The main feature we are going to use here is Radeon Wattman. For this, you just have to go to the control panel for your Radeon. Go ahead and right click on your Windows desktop and select the Radeon settings. Once you do, you’re going to see something like this:
You’ll see the option for gaming on the top right, select that and you’ll see that the driver is already recognized. You’ll then be able to configure a different profile for different software that you are running on your machine. If you want, you also have the option to manually add executable files for software that was not recognized. You can do this by selecting the Add option. But since you’re Undervolting your machine entirely, you don’t need to worry about that. Just go over to the Global Settings.
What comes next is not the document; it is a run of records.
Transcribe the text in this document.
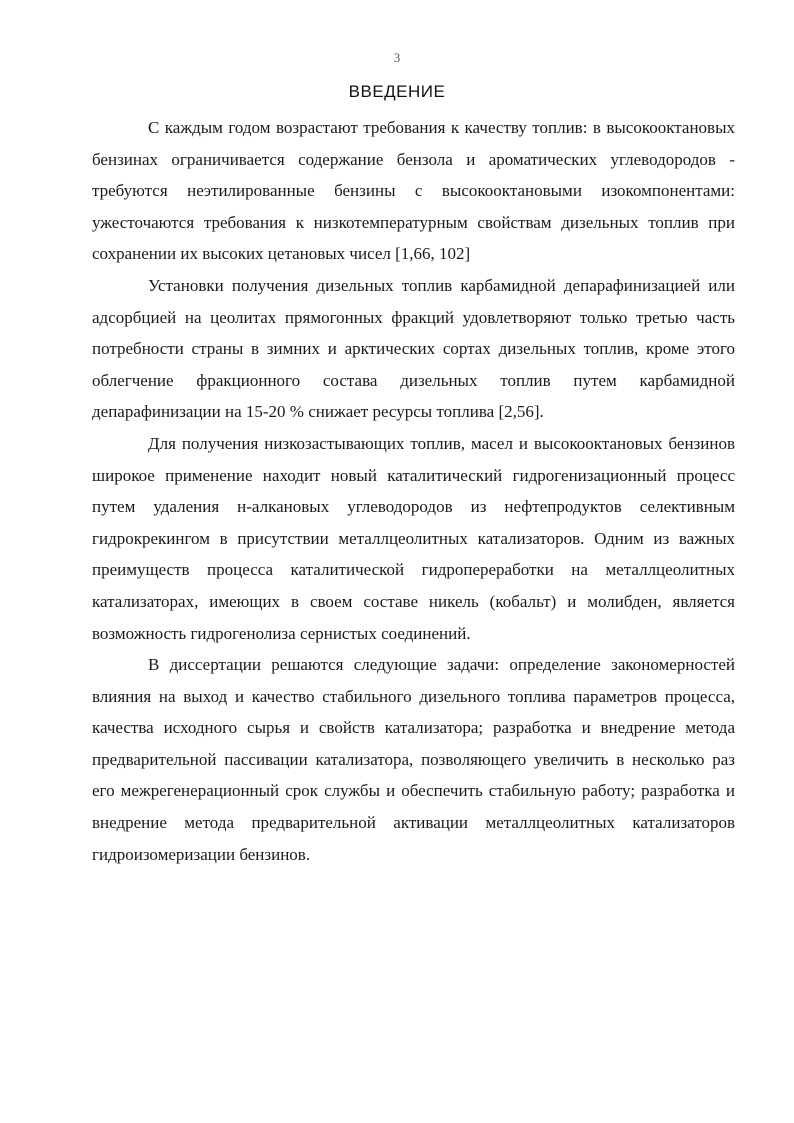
3
ВВЕДЕНИЕ

С каждым годом возрастают требования к качеству топлив: в высокооктановых бензинах ограничивается содержание бензола и ароматических углеводородов - требуются неэтилированные бензины с высокооктановыми изокомпонентами: ужесточаются требования к низкотемпературным свойствам дизельных топлив при сохранении их высоких цетановых чисел [1,66, 102]

Установки получения дизельных топлив карбамидной депарафинизацией или адсорбцией на цеолитах прямогонных фракций удовлетворяют только третью часть потребности страны в зимних и арктических сортах дизельных топлив, кроме этого облегчение фракционного состава дизельных топлив путем карбамидной депарафинизации на 15-20 % снижает ресурсы топлива [2,56].

Для получения низкозастывающих топлив, масел и высокооктановых бензинов широкое применение находит новый каталитический гидрогенизационный процесс путем удаления н-алкановых углеводородов из нефтепродуктов селективным гидрокрекингом в присутствии металлцеолитных катализаторов. Одним из важных преимуществ процесса каталитической гидропереработки на металлцеолитных катализаторах, имеющих в своем составе никель (кобальт) и молибден, является возможность гидрогенолиза сернистых соединений.

В диссертации решаются следующие задачи: определение закономерностей влияния на выход и качество стабильного дизельного топлива параметров процесса, качества исходного сырья и свойств катализатора; разработка и внедрение метода предварительной пассивации катализатора, позволяющего увеличить в несколько раз его межрегенерационный срок службы и обеспечить стабильную работу; разработка и внедрение метода предварительной активации металлцеолитных катализаторов гидроизомеризации бензинов.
Make sure to read the warning prompt that comes up. It’s basically saying that Overclocking may cause damage and even if done via AMD resources, it is not covered in the warranty. Please note that if you accept the terms, you are essentially voiding your warranty.
Once you accept the terms, you’re going to have a few different options available to you. When we were going through this process with the RX570, most of the details in the graph were not accurate or usable at all. You need to pay special attention to the voltage and frequencies here!
Go ahead and change the Auto mode setting to Manual. Moving forward, the process is essentially the same as discussed in the NVIDIA section above. The main distinction is the total number of setup points by default and the x/y axis switch. If you go ahead and move the right bracket, it is going to let you shift frequencies while the orange dots will change the voltage that is tied to the specific frequency below. A good idea here would be to remain with the default clock settings. The reason is because it is easier to find the right voltage that way, and it doesn’t really affect things since all we’re doing here is trying to reduce the power consumption.
How to Undervolt GPU (Later than R7 260, Older than NVIDIA and AMD)
So if you’ve read the sections above, then you know that choosing random numbers is not going to work. It’s not a matter of luck, it’s more about precision. So, break your stuff down and reduce in small steps and then verify stability with each step.
When you’re starting out, you need to always verify the frequency that your GPU is likely to go into with whatever program it is that you are running. Once you have the state figured out, that is when you start playing with the voltage. One way to speed things up is by knocking off 80 or 100 mV in the initial two steps. If you see that things are working out and your computer is stable, just keep on going. If your get an error, or your system crashes, just go back and do smaller changes of 10 to 30 mV each.
When we say stability, what it means is that you’re going to have to put a bit of load on your GPU. You just have to load an intense program or run a game that will push your GPU to its limit. Keep it going for a while and walk around the change scene to simulate the minor changes in terms of GPU load. Make sure that whatever program you’re running does not cause a CPU bottleneck, that is pretty much the only required prerequisite here.
Always remember to save your profile! If you don’t do that then you’re going to have to go through the entire process all over again.
That’s it pretty much! Good luck Undervolting your GPU! Hope you have a great time gaming or running whatever program it is that you’re after. Cheers!